Compared to his other proposals, the marijuana idea received just a passing mention, despite the attention it has captured among policy wonks and average New Yorkers alike. Cuomo did not describe how he would use the tax revenue that legalization could generate, or offer details about how he would regulate a drug that he had previously made clear he considered dangerous.
He had for years rejected even medical marijuana use, declaring in 2011 that its dangers outweighed its benefits. He continued to oppose it into 2013, before approving a highly limited pilot program in 2014.
After complaints from advocates, the state eased some of those restrictions in 2016. But Cuomo remained wary of the drug, telling reporters as recently as last year that he considered it a “gateway drug.”
It was not until this year that Cuomo seemed to warm to the idea, saying that the “facts have changed” around the drug, and acknowledging its legalization in nearby states: Massachusetts legalized recreational use in 2016 and New Jersey is moving to do the same. The governor’s primary opponent, Cynthia Nixon, made legalization a central plank of her campaign.

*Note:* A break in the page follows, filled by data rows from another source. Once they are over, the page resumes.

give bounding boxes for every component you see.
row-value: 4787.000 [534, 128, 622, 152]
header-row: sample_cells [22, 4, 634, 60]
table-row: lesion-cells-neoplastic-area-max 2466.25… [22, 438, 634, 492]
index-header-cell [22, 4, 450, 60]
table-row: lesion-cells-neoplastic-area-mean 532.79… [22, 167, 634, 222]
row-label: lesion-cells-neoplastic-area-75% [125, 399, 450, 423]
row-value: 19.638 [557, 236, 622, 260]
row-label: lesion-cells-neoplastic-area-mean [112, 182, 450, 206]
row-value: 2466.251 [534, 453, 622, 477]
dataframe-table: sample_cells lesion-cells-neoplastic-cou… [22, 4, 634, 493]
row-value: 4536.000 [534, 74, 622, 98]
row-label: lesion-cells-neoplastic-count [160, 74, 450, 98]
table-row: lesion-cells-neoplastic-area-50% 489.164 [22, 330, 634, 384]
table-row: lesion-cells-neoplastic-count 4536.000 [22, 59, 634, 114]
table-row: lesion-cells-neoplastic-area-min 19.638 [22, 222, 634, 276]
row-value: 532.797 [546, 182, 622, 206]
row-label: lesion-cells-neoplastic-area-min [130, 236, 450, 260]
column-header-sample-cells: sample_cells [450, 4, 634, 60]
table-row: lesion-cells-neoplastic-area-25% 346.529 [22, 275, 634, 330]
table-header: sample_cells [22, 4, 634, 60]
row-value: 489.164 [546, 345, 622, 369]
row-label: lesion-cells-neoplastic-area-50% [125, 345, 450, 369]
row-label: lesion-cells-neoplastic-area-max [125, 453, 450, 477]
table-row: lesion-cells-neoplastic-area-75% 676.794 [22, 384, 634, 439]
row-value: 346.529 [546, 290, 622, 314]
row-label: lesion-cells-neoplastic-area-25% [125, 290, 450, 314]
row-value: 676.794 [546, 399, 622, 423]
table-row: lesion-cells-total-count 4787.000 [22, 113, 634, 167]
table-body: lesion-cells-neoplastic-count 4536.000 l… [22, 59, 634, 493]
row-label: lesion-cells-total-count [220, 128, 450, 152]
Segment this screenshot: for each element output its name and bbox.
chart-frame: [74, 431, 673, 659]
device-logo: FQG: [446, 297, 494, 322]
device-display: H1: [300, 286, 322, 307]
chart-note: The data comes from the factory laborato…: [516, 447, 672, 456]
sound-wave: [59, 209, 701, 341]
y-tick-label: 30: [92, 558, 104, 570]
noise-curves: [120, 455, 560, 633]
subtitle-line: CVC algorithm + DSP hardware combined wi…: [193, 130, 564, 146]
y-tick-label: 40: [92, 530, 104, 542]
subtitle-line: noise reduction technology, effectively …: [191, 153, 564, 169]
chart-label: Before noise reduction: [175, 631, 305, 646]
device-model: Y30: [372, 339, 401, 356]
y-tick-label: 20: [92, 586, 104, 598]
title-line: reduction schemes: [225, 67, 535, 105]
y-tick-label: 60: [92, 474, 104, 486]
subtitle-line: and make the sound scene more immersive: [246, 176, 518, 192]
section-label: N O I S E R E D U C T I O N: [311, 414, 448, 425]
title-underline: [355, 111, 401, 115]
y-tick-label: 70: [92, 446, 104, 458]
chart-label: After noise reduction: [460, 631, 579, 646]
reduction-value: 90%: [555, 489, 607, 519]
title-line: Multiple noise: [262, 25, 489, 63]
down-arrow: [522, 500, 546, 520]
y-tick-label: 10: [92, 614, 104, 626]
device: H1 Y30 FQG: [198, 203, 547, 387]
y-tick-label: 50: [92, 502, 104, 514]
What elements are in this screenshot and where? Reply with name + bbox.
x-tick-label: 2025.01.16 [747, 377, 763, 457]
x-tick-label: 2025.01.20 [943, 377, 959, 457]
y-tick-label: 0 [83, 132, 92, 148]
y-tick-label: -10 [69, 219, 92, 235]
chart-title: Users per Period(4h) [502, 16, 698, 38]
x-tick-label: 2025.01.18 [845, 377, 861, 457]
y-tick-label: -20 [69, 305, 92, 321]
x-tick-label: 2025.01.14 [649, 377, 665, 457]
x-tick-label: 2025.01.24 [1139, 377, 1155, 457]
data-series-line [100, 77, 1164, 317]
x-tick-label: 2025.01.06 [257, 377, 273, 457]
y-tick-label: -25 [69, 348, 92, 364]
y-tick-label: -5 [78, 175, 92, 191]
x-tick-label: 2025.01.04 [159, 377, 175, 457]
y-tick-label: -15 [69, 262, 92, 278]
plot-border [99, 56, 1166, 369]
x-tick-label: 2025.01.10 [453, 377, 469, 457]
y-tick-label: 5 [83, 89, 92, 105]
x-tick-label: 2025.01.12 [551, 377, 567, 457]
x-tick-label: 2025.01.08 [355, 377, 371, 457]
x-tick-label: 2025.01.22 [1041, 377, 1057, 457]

The clearest indication of what legalization might look like in New York can be found in a report issued in July by a state Department of Health commission that Cuomo empowered to study the issue. The commission concluded that the benefit of taxing and regulating the drug outweighed any potential negative effects.
Legalization could bring in between $248 million and $677 million in new tax revenue in its first year, the report said. In addition, it could also ease the opioid crisis and mitigate racial disparities in the criminal justice system.
Already, public officials and policy groups have begun clamoring for different uses of the new revenue. One popular proposal would funnel the money into New York City’s crumbling subway system. Others have said the funds should be invested in the black and Latino communities that have been disproportionately affected by prosecution.
Some have even suggested that they would not support legalization without a promise to return the profits to those communities. Assemblyman Walter Mosley, D-Brooklyn, said in a statement that the Legislature “cannot move forward with an adult-use program until we know that these injustices of the past are made right.”
But others, especially those in the recreational marijuana industry, lauded the announcement. Cannabis companies had given generously to Cuomo and other officials before this year’s election, with one company, MedMen, giving the governor the limit of $65,000 this year.
A Quinnipiac University poll in May showed that 63 percent of New Yorkers favored legalizing marijuana.